He's much too fond of the number one word on Lake Superior State University's 41st Annual List of Banished Words. Anyone whose answer to any question posed (even those posed by invisible reporters whose cut video plays more like a monologue) begins with the word "so" is most likely thinking, "knowing that my intelligence and intellect is so superior to all those in attendance today, I will try to disseminate this knowledge to you in the most basic terms that even the most lowly, knuckle-dragging, caveman cretin and red-necked, hillbilly rube will be able to understand." Is that what you were going for there, Mark?
I fear if you don't clean up your language, your conversations with stakeholders are going to become increasingly problematic. Stakeholders do have their price point, and your leading each sentence with the word "so" isn't the secret sauce to success. It makes folks downright suspicious.
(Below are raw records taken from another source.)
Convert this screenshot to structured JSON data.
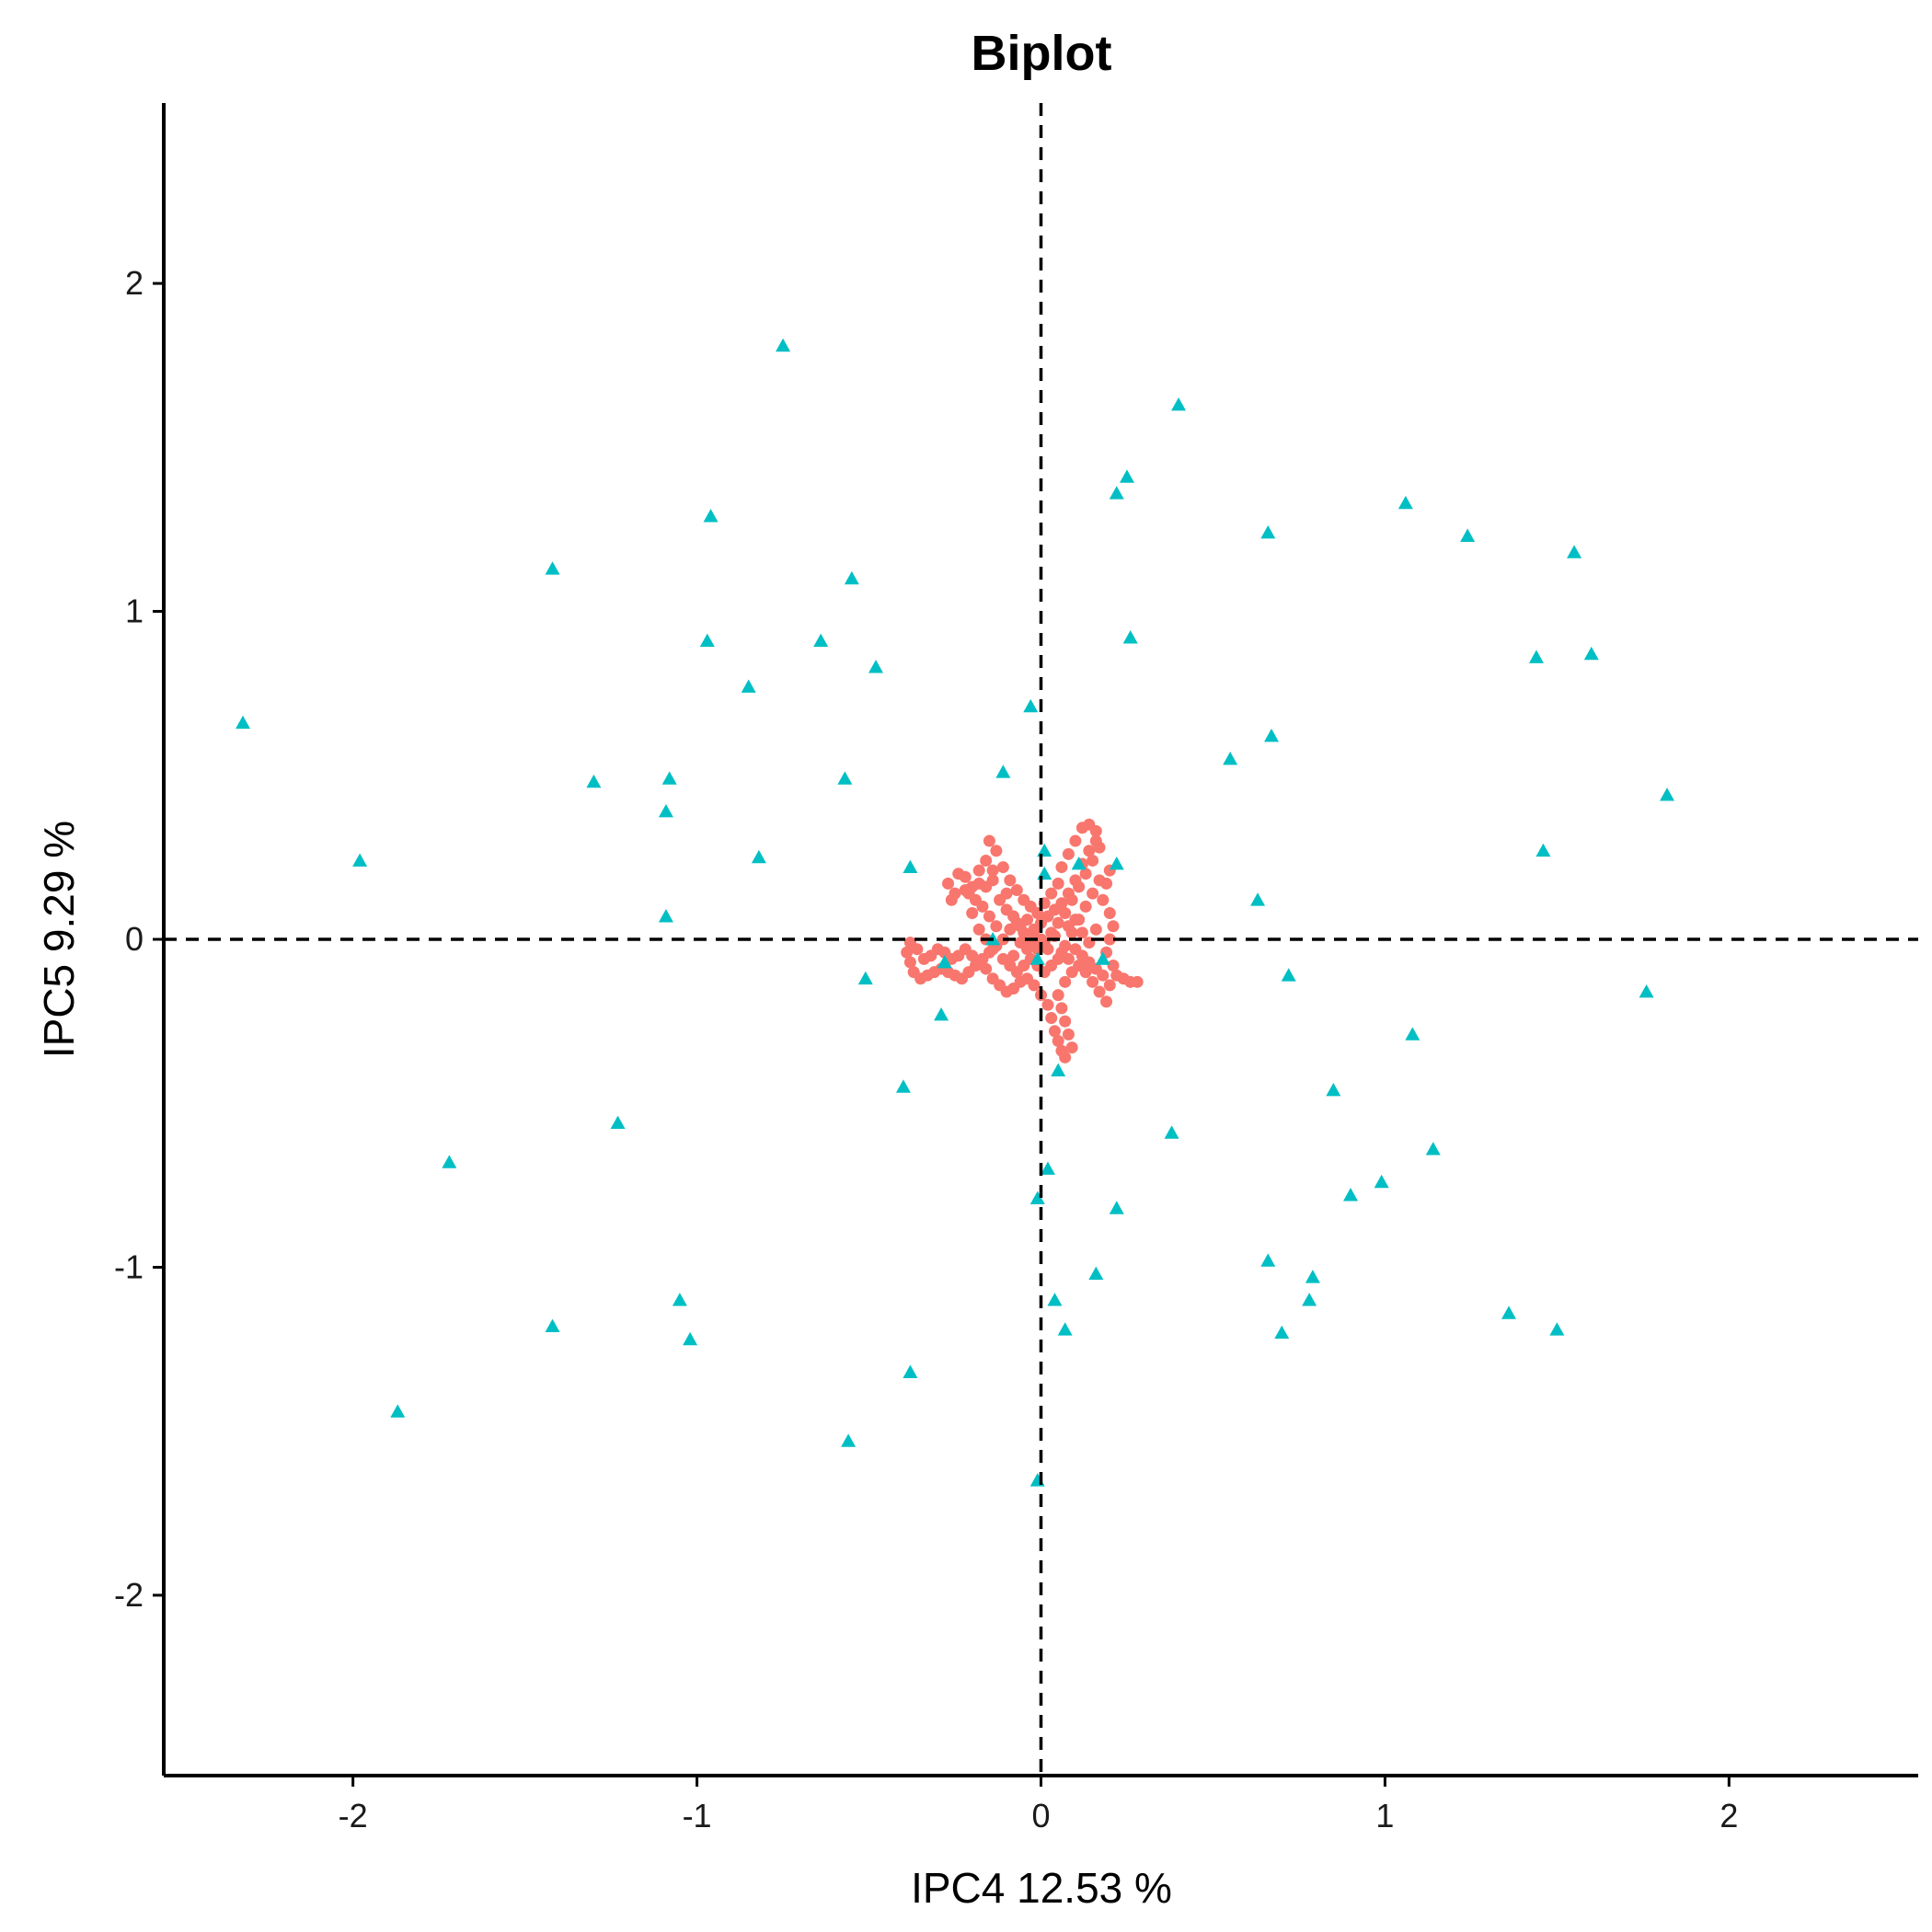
{
  "chart_data": {
    "type": "scatter",
    "title": "Biplot",
    "xlabel": "IPC4 12.53 %",
    "ylabel": "IPC5 9.29 %",
    "xlim": [
      -2.55,
      2.55
    ],
    "ylim": [
      -2.55,
      2.55
    ],
    "x_ticks": [
      -2,
      -1,
      0,
      1,
      2
    ],
    "y_ticks": [
      -2,
      -1,
      0,
      1,
      2
    ],
    "reference_lines": {
      "x": 0,
      "y": 0,
      "style": "dashed"
    },
    "grid": false,
    "legend": "none",
    "colors": {
      "scores": "#F8766D",
      "loadings": "#00BFC4",
      "axis": "#000000"
    },
    "series": [
      {
        "marker": "triangle",
        "color": "#00BFC4",
        "points": [
          [
            -2.32,
            0.66
          ],
          [
            -1.98,
            0.24
          ],
          [
            -1.72,
            -0.68
          ],
          [
            -1.87,
            -1.44
          ],
          [
            -1.42,
            1.13
          ],
          [
            -1.3,
            0.48
          ],
          [
            -1.42,
            -1.18
          ],
          [
            -1.23,
            -0.56
          ],
          [
            -1.08,
            0.49
          ],
          [
            -1.09,
            0.39
          ],
          [
            -1.09,
            0.07
          ],
          [
            -1.05,
            -1.1
          ],
          [
            -1.02,
            -1.22
          ],
          [
            -0.96,
            1.29
          ],
          [
            -0.97,
            0.91
          ],
          [
            -0.85,
            0.77
          ],
          [
            -0.82,
            0.25
          ],
          [
            -0.75,
            1.81
          ],
          [
            -0.64,
            0.91
          ],
          [
            -0.55,
            1.1
          ],
          [
            -0.57,
            0.49
          ],
          [
            -0.48,
            0.83
          ],
          [
            -0.51,
            -0.12
          ],
          [
            -0.56,
            -1.53
          ],
          [
            -0.38,
            0.22
          ],
          [
            -0.4,
            -0.45
          ],
          [
            -0.38,
            -1.32
          ],
          [
            -0.29,
            -0.23
          ],
          [
            -0.28,
            -0.07
          ],
          [
            -0.14,
            0.0
          ],
          [
            -0.11,
            0.51
          ],
          [
            -0.03,
            0.71
          ],
          [
            0.01,
            0.27
          ],
          [
            0.01,
            0.2
          ],
          [
            -0.01,
            -0.06
          ],
          [
            -0.01,
            -0.79
          ],
          [
            0.02,
            -0.7
          ],
          [
            0.04,
            -1.1
          ],
          [
            0.05,
            -0.4
          ],
          [
            0.07,
            -1.19
          ],
          [
            -0.01,
            -1.65
          ],
          [
            0.11,
            0.23
          ],
          [
            0.16,
            -1.02
          ],
          [
            0.18,
            -0.06
          ],
          [
            0.22,
            1.36
          ],
          [
            0.22,
            0.23
          ],
          [
            0.25,
            1.41
          ],
          [
            0.26,
            0.92
          ],
          [
            0.22,
            -0.82
          ],
          [
            0.38,
            -0.59
          ],
          [
            0.4,
            1.63
          ],
          [
            0.55,
            0.55
          ],
          [
            0.63,
            0.12
          ],
          [
            0.66,
            1.24
          ],
          [
            0.67,
            0.62
          ],
          [
            0.66,
            -0.98
          ],
          [
            0.7,
            -1.2
          ],
          [
            0.72,
            -0.11
          ],
          [
            0.78,
            -1.1
          ],
          [
            0.79,
            -1.03
          ],
          [
            0.85,
            -0.46
          ],
          [
            0.9,
            -0.78
          ],
          [
            0.99,
            -0.74
          ],
          [
            1.06,
            1.33
          ],
          [
            1.08,
            -0.29
          ],
          [
            1.14,
            -0.64
          ],
          [
            1.24,
            1.23
          ],
          [
            1.36,
            -1.14
          ],
          [
            1.44,
            0.86
          ],
          [
            1.46,
            0.27
          ],
          [
            1.5,
            -1.19
          ],
          [
            1.55,
            1.18
          ],
          [
            1.6,
            0.87
          ],
          [
            1.76,
            -0.16
          ],
          [
            1.82,
            0.44
          ]
        ]
      },
      {
        "marker": "circle",
        "color": "#F8766D",
        "description_counts": "dense cluster",
        "points": [
          [
            -0.24,
            0.2
          ],
          [
            -0.27,
            0.17
          ],
          [
            -0.25,
            0.14
          ],
          [
            -0.22,
            0.19
          ],
          [
            -0.2,
            0.16
          ],
          [
            -0.18,
            0.21
          ],
          [
            -0.16,
            0.24
          ],
          [
            -0.15,
            0.3
          ],
          [
            -0.13,
            0.27
          ],
          [
            -0.11,
            0.22
          ],
          [
            -0.09,
            0.18
          ],
          [
            -0.07,
            0.15
          ],
          [
            -0.05,
            0.12
          ],
          [
            -0.03,
            0.1
          ],
          [
            -0.01,
            0.08
          ],
          [
            0.01,
            0.11
          ],
          [
            0.03,
            0.14
          ],
          [
            0.05,
            0.17
          ],
          [
            0.06,
            0.22
          ],
          [
            0.08,
            0.26
          ],
          [
            0.1,
            0.3
          ],
          [
            0.12,
            0.34
          ],
          [
            0.14,
            0.35
          ],
          [
            0.16,
            0.33
          ],
          [
            0.17,
            0.28
          ],
          [
            0.15,
            0.24
          ],
          [
            0.13,
            0.2
          ],
          [
            0.11,
            0.16
          ],
          [
            0.09,
            0.12
          ],
          [
            0.07,
            0.08
          ],
          [
            0.05,
            0.05
          ],
          [
            0.03,
            0.02
          ],
          [
            0.01,
            -0.01
          ],
          [
            -0.01,
            -0.03
          ],
          [
            -0.03,
            -0.01
          ],
          [
            -0.05,
            0.02
          ],
          [
            -0.07,
            0.05
          ],
          [
            -0.09,
            0.03
          ],
          [
            -0.11,
            0.0
          ],
          [
            -0.13,
            -0.02
          ],
          [
            -0.15,
            -0.04
          ],
          [
            -0.17,
            -0.06
          ],
          [
            -0.19,
            -0.08
          ],
          [
            -0.21,
            -0.1
          ],
          [
            -0.23,
            -0.12
          ],
          [
            -0.25,
            -0.11
          ],
          [
            -0.27,
            -0.1
          ],
          [
            -0.29,
            -0.09
          ],
          [
            -0.31,
            -0.1
          ],
          [
            -0.33,
            -0.11
          ],
          [
            -0.35,
            -0.12
          ],
          [
            -0.37,
            -0.1
          ],
          [
            -0.38,
            -0.07
          ],
          [
            -0.39,
            -0.04
          ],
          [
            -0.38,
            -0.01
          ],
          [
            -0.36,
            -0.03
          ],
          [
            -0.34,
            -0.06
          ],
          [
            -0.32,
            -0.05
          ],
          [
            -0.3,
            -0.03
          ],
          [
            -0.28,
            -0.04
          ],
          [
            -0.26,
            -0.06
          ],
          [
            -0.24,
            -0.05
          ],
          [
            -0.22,
            -0.03
          ],
          [
            -0.2,
            -0.05
          ],
          [
            -0.18,
            -0.07
          ],
          [
            -0.16,
            -0.09
          ],
          [
            -0.14,
            -0.12
          ],
          [
            -0.12,
            -0.14
          ],
          [
            -0.1,
            -0.16
          ],
          [
            -0.08,
            -0.15
          ],
          [
            -0.06,
            -0.13
          ],
          [
            -0.04,
            -0.12
          ],
          [
            -0.02,
            -0.14
          ],
          [
            0.0,
            -0.17
          ],
          [
            0.02,
            -0.2
          ],
          [
            0.03,
            -0.24
          ],
          [
            0.04,
            -0.28
          ],
          [
            0.05,
            -0.31
          ],
          [
            0.06,
            -0.34
          ],
          [
            0.07,
            -0.36
          ],
          [
            0.09,
            -0.33
          ],
          [
            0.08,
            -0.29
          ],
          [
            0.07,
            -0.25
          ],
          [
            0.06,
            -0.21
          ],
          [
            0.05,
            -0.17
          ],
          [
            0.07,
            -0.13
          ],
          [
            0.09,
            -0.1
          ],
          [
            0.11,
            -0.08
          ],
          [
            0.13,
            -0.1
          ],
          [
            0.15,
            -0.13
          ],
          [
            0.17,
            -0.16
          ],
          [
            0.19,
            -0.19
          ],
          [
            0.2,
            -0.14
          ],
          [
            0.22,
            -0.11
          ],
          [
            0.24,
            -0.12
          ],
          [
            0.26,
            -0.13
          ],
          [
            0.28,
            -0.13
          ],
          [
            0.21,
            -0.08
          ],
          [
            0.19,
            -0.04
          ],
          [
            0.2,
            0.0
          ],
          [
            0.21,
            0.04
          ],
          [
            0.2,
            0.08
          ],
          [
            0.18,
            0.12
          ],
          [
            0.19,
            0.17
          ],
          [
            0.2,
            0.21
          ],
          [
            0.17,
            0.18
          ],
          [
            0.15,
            0.14
          ],
          [
            0.13,
            0.1
          ],
          [
            0.11,
            0.06
          ],
          [
            0.09,
            0.02
          ],
          [
            0.07,
            -0.02
          ],
          [
            0.05,
            -0.06
          ],
          [
            0.03,
            -0.08
          ],
          [
            0.01,
            -0.1
          ],
          [
            -0.01,
            -0.08
          ],
          [
            -0.03,
            -0.06
          ],
          [
            -0.05,
            -0.08
          ],
          [
            -0.07,
            -0.1
          ],
          [
            -0.09,
            -0.08
          ],
          [
            -0.11,
            -0.06
          ],
          [
            -0.13,
            0.04
          ],
          [
            -0.15,
            0.07
          ],
          [
            -0.17,
            0.1
          ],
          [
            -0.19,
            0.12
          ],
          [
            -0.21,
            0.14
          ],
          [
            -0.12,
            0.12
          ],
          [
            -0.1,
            0.09
          ],
          [
            -0.08,
            0.07
          ],
          [
            -0.06,
            0.04
          ],
          [
            -0.04,
            0.06
          ],
          [
            -0.02,
            0.03
          ],
          [
            0.0,
            0.05
          ],
          [
            0.02,
            0.07
          ],
          [
            0.04,
            0.09
          ],
          [
            0.06,
            0.11
          ],
          [
            0.08,
            0.14
          ],
          [
            0.1,
            0.18
          ],
          [
            0.12,
            0.23
          ],
          [
            0.14,
            0.27
          ],
          [
            0.16,
            0.3
          ],
          [
            0.0,
            0.0
          ],
          [
            0.02,
            -0.03
          ],
          [
            -0.02,
            0.01
          ],
          [
            0.04,
            0.01
          ],
          [
            -0.04,
            -0.03
          ],
          [
            0.06,
            -0.04
          ],
          [
            -0.06,
            -0.01
          ],
          [
            0.08,
            -0.06
          ],
          [
            -0.08,
            -0.05
          ],
          [
            0.1,
            -0.03
          ],
          [
            0.12,
            -0.05
          ],
          [
            0.14,
            -0.07
          ],
          [
            0.16,
            -0.09
          ],
          [
            0.18,
            -0.11
          ],
          [
            0.14,
            -0.01
          ],
          [
            0.16,
            0.03
          ],
          [
            0.12,
            0.02
          ],
          [
            0.1,
            0.06
          ],
          [
            0.08,
            0.04
          ],
          [
            -0.1,
            0.14
          ],
          [
            -0.14,
            0.18
          ],
          [
            -0.18,
            0.17
          ],
          [
            -0.22,
            0.15
          ],
          [
            -0.26,
            0.12
          ],
          [
            -0.14,
            0.21
          ],
          [
            -0.16,
            0.16
          ],
          [
            -0.2,
            0.08
          ],
          [
            -0.18,
            0.03
          ],
          [
            -0.16,
            0.0
          ],
          [
            -0.14,
            -0.03
          ]
        ]
      }
    ]
  }
}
Perhaps that's how you speak during big city pressers, while manspreading and vaping away on your e-cig, but that kind of physicality does not give life to any Mayberry stakeholders. That kind of physicality makes it appear that you're deviously walking it back, and it is bound to break your transmission project, as well as the internet.
Stop it.
And please do tell your boss to stop inserting the word "okay" into his juicy sentences as a desperate plea for the acknowledgement and approval of anyone within hearing range. Mayberry doesn't speak that language.
Thanks to Rocky Squirrel for assisting all of us in speaking properly by bringing the foregoing to my attention. When he's not correcting Clean Line's grammar, he's busy growing food to stuff in their pieholes, with the hope of finally enjoying a moment of blessed silence.